Plan du site  
pixel
pixel

Articles - Étudiants SUPINFO

The fundamentals of SQL : part 3

Par Maxime FEVRIER Publié le 09/03/2019 à 19:16:17 Noter cet article:
(0 votes)
En attente de relecture par le comité de lecture

Introduction

To follow up on a series of articles on the same subject, we will continue to see SQL commands so that you can have a good foundation on this topic. This is why, in this article I will present you two other commands that will be very useful for you to do data manipulation on your tables. Among other things, they will allow you to group several results of the same table to no longer have duplicates, as well as to make aggregation functions on your data.
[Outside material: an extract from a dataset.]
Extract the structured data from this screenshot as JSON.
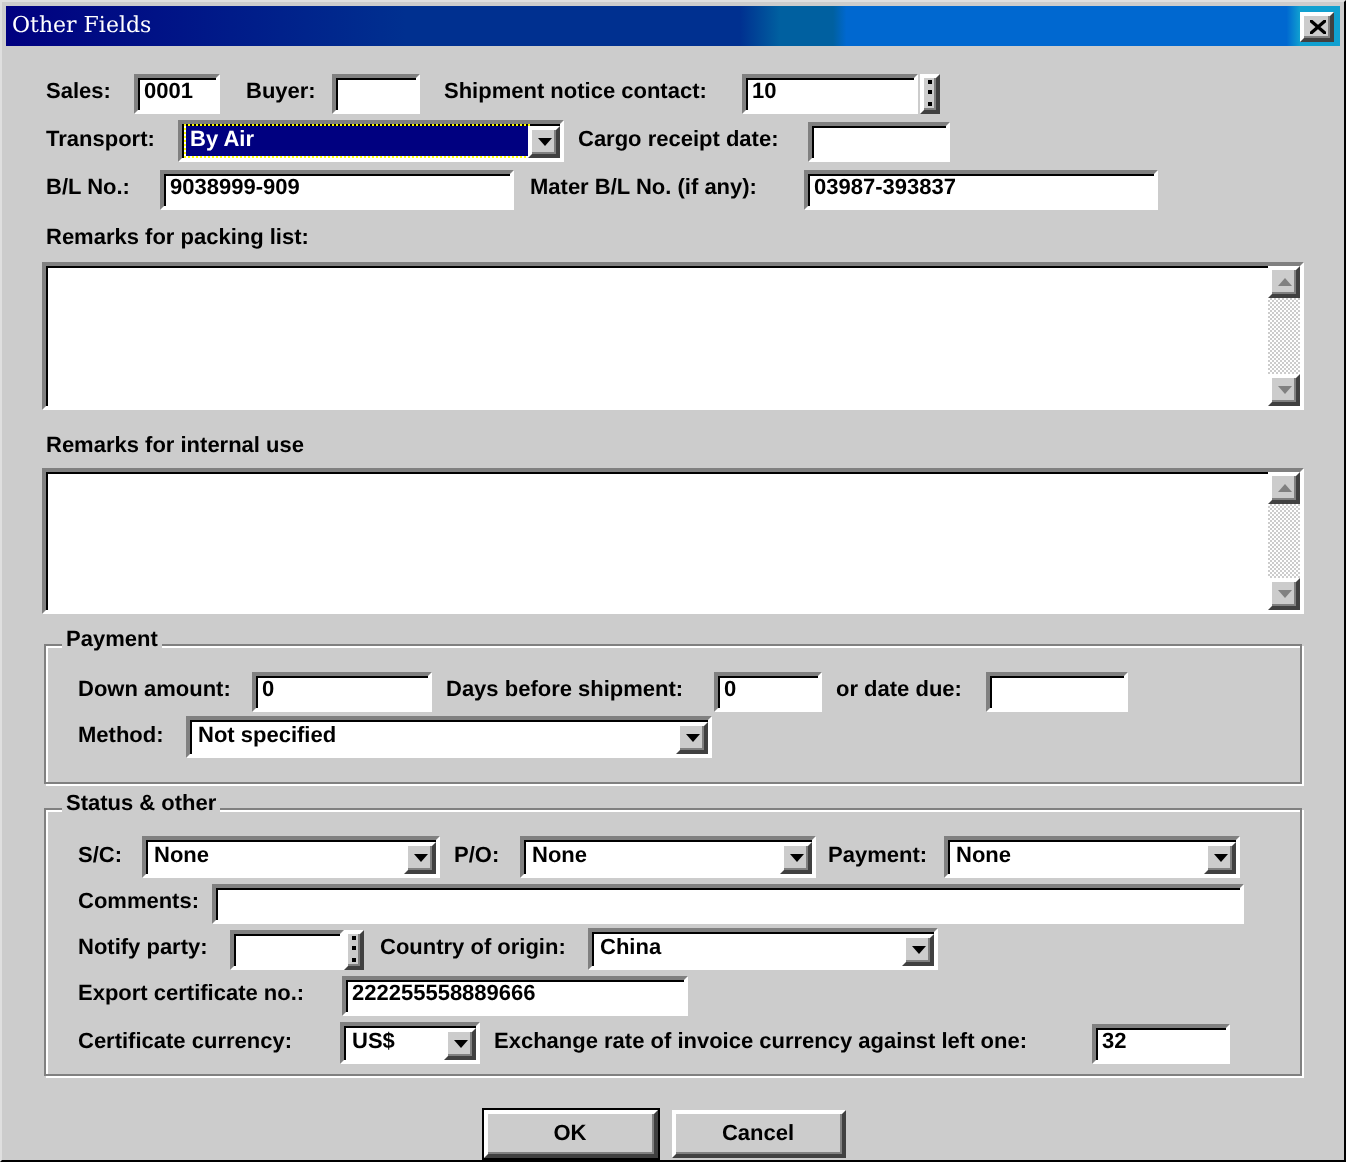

At first we will see the GROUP BY command will allow you to group data as the name indicate, with different aggregation functions. Subsequently, we will see the HAVING command allowing you to filter the data of a same table in order to have only the values that interest us. The latter is a complementary command because it is very often associated with the first one we will see. That's why I decided to group them in only one article.

Example table

So that you can have a concrete example on the use of the commands that we will see later, we will use the table below for all the demonstrations :

Table 1. Table 'customers'

id customer email city price date_of_purchase
1 Michel michel@contact.com Paris 120 20-01-2017
2 Valentin valentin@contact.com Troyes 500 12-02-2017
3 Nicolas nicolas@contact.com Nice 200 18-02-2017
4 Valentin valentin@contact.com Troyes 940 15-03-2017
5 Kevin kevin@contact.com Bordeaux 110 21-03-2017
6 Valentin valentin@contact.com Troyes 175 23-03-2017
7 Michel michel@contact.com Paris 123 24-03-2017
8 Jean jean@contact.com Marseille 754 08-07-2017
9 Nicolas nicolas@contact.com Nice 289 27-08-2017
10 Kevin kevin@contact.com Bordeaux 183 19-09-2017
11 Valentin valentin@contact.com Troyes 938 14-11-2017
12 Nicolas nicolas@contact.com Nice 192 17-12-2017

If however you wish to create this table, I put you below, the command to create this one with the addition of the data. Of course you can customize this one and the information it contains by adding or removing informations.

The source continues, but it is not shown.